= Johann Heinrich Christian Schubart =

German writer and classical philologist

Johann Heinrich Christian Schubart (28 February 1800, Marburg - 1 May 1885, Kassel) was a German classical philologist and librarian.

From 1816 to 1820 he studied ancient history at the University of Marburg, then continued his education at Heidelberg as a student of Friedrich Creuzer and Friedrich Christoph Schlosser. He obtained his doctorate in Marburg with the dissertation thesis De Hyperboreis, and for several years worked as a private tutor for various families of nobility in Württemberg and Austria. During this time period, he was also associated with the Heidelberger Jahrbücher (from 1825) and the Wiener Jahrbücher (from 1829).

In 1834 he was named secretary at the Landesbibliothek Kassel, where he later obtained the positions of second librarian (1850) and first librarian (1874).
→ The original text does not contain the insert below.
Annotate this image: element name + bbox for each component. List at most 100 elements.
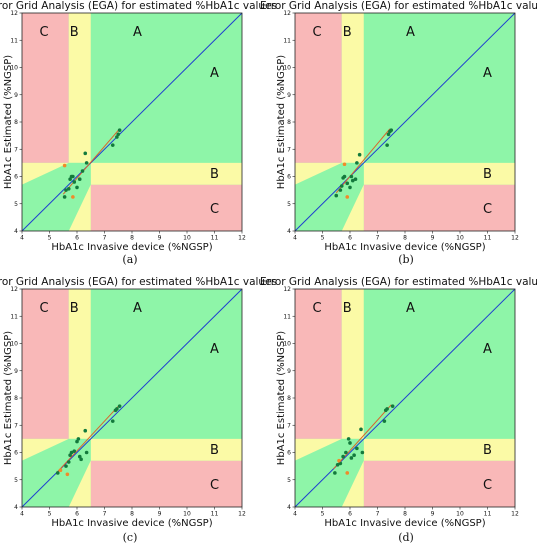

In 1834 he was co-founder of the Verein für hessische Geschichte und Landeskunde (Association for Hessian history and geography), of which he was also an editor of its journal.

== Published works ==
He is best remembered for his studies of Pausanias, and with Ernst Christian Walz, he published a three-volume edition on the ancient Greek geographer, titled Pausaniae Descriptio Graeciae (1838–39). Later on, he published a smaller version (2 volumes, 1854–55) and also an edition that was translated into German as Beschreibung von Griechenland (1857–63).
- De Hyperboreis : commentatio inauguralis, (dissertation) 1825.
- Quaestiones genealogicae historicae in antiquitatem heroicam graecam, 1832.
- Pausaniae Descriptio Graeciae, (with Ernst Christian Walz) 3 volumes, 1838-39.
- Leben und thaten des durchleuchtigsten fursten und herren Philippi Magnanimi : Landgraffen Zu Hessen (edition of Wigand Lauze; with Karl Bernhardi, 2 volumes in 5) 1841-47.
- Bruchstücke zu einer Methodologie der diplomatischen Kritik, 1855.
- Ueber den zweiten und dritten Hauptabschnitt des Platonischen Theätet, 1869 - a treatise involving Plato's Theatetus.